Cilacap ,Tribuntipikor.com
Ancaman bencana kini membayangi Empat Desa Diwilayah Kecamatan Patimuan Desa Sidamukti,Desa Rawapu ,Desa Purwadadi ,dan Desa Patimuan Serta Ribuan Hektar Sawah terancam terendam .
Saat awak media Tribuntipikor .com memantau langsung Bersama Kades Rawapu Bambang wiyantoro pada hari Selasa 11 November 2025 Pukul 15:00.
Dari pantauan
Tanggul utama pelindung permukiman sudah mulai tergerus akibat derasnya arus yang berdamoak akan mengancam lumbung pangan di wilayah Dusun Cikadim Desa Rawapu .
Ini sudah mencapai titik kritis, dengan kerusakan akibat abrasi air sungai yang sudah melenyapkan hingga 50% dari tubuh tanggul aslinya.
Kondisi ini membuat ribuan warga setempat hidup dalam kecemasan dan ketakutan.
Ancaman Gagal Panenpun Menghantui warga Desa Rawapu Dusun Cikadim karena Dusun Cikadim Rawapu lagi Mau mulai musim panen padi .
Ketahanan Pangan Nasional sangat di
Kekhawatiran dan di rasakan warga Desa yang terutama tinggal di pinggir Sungai Citanduy ini bukan hanya sebatas keselamatan jiwa tapi akan berakibat kerugian. material dan ketahan pangan .
Kepala Desa Rawaapu, Bambang Wiyantoro, menegaskan bahwa keruntuhan tanggul ini akan membawa dampak ekonomi yang sangat parah.
Jika tanggul ini jebol, dampaknya akan meluas.
Kami perkirakan lahan pertanian warga seluas sekitar 250 hektar akan langsung terendam.
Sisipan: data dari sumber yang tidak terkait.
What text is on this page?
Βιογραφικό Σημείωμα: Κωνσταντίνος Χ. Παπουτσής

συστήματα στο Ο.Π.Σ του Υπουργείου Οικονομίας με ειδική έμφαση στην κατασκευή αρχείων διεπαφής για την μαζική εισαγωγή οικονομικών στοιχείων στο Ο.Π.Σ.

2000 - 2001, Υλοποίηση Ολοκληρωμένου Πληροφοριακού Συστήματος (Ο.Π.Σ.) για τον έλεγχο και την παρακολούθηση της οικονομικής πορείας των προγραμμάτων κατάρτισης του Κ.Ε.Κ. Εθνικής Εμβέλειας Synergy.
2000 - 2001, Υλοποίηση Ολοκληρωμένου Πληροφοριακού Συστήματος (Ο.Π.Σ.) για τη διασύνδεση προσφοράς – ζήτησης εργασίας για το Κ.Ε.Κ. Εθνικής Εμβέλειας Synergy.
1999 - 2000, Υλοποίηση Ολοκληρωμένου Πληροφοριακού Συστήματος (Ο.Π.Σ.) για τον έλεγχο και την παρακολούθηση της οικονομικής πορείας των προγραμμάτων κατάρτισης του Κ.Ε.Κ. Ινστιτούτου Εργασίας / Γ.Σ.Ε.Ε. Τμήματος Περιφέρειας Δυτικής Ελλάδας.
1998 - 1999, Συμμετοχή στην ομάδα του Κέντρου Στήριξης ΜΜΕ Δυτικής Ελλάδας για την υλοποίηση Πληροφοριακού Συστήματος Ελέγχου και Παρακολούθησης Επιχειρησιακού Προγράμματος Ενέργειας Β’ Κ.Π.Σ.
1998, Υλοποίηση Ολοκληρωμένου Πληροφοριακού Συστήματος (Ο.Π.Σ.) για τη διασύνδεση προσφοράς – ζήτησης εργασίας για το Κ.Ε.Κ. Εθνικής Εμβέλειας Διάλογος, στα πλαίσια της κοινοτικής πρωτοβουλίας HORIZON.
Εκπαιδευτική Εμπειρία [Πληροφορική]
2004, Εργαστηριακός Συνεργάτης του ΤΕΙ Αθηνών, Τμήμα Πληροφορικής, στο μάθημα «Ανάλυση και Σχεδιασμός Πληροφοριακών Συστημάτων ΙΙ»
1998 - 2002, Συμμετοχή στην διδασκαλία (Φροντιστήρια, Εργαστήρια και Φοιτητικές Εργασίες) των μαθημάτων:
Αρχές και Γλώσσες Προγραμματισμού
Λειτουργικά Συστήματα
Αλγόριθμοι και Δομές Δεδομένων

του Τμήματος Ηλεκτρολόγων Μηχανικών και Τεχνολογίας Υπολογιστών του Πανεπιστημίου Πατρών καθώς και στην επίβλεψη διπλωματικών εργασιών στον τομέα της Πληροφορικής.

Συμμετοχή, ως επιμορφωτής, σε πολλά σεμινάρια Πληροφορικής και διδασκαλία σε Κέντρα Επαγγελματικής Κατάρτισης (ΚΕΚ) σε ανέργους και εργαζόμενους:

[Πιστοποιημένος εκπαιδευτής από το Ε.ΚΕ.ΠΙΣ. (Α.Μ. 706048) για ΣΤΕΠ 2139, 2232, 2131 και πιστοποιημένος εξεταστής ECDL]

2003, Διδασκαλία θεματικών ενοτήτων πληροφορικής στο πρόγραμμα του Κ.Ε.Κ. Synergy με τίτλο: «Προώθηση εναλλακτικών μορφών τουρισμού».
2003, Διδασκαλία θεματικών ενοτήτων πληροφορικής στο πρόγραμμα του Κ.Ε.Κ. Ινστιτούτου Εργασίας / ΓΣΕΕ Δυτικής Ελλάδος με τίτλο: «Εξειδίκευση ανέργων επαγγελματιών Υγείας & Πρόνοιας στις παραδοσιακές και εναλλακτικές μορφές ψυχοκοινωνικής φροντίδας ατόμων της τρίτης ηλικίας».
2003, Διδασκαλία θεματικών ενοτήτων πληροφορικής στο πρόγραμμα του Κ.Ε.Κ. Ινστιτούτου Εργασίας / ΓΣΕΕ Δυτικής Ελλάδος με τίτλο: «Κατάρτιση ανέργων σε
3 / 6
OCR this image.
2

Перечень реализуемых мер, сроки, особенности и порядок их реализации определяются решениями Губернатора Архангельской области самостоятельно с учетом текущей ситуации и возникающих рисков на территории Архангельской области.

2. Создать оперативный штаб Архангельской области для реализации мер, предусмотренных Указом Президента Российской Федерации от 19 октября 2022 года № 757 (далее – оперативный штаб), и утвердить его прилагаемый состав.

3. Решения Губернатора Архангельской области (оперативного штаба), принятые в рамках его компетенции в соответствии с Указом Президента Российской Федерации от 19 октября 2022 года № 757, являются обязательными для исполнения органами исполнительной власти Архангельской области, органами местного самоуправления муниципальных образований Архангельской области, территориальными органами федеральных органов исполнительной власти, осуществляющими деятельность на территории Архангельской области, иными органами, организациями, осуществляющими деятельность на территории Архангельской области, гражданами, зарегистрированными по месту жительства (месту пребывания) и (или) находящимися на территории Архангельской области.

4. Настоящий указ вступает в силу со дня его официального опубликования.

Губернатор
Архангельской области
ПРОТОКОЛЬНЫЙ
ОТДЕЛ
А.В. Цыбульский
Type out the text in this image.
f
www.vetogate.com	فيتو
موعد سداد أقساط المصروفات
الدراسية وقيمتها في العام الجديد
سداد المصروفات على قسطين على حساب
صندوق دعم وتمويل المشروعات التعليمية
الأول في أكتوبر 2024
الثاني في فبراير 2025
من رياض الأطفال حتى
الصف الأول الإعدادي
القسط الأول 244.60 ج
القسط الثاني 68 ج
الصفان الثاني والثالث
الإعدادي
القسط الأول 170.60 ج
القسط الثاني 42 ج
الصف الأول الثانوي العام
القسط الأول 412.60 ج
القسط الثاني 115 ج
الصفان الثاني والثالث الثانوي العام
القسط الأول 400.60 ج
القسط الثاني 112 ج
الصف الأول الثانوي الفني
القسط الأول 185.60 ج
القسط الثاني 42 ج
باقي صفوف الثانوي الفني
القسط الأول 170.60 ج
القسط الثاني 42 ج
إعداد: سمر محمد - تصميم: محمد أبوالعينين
Ini berarti ancaman kegagalan panen dan kerugian yang luar biasa,” jelas Bambang.
Ia menekankan bahwa potensi kegagalan panen di lahan seluas itu akan menjadi pukulan telak bagi upaya pemerintah pusat, khususnya program strategis dari Presiden RI terkait Ketahanan Pangan Nasional.
Melindungi infrastruktur pertanian adalah kunci menjaga stabilitas pangan.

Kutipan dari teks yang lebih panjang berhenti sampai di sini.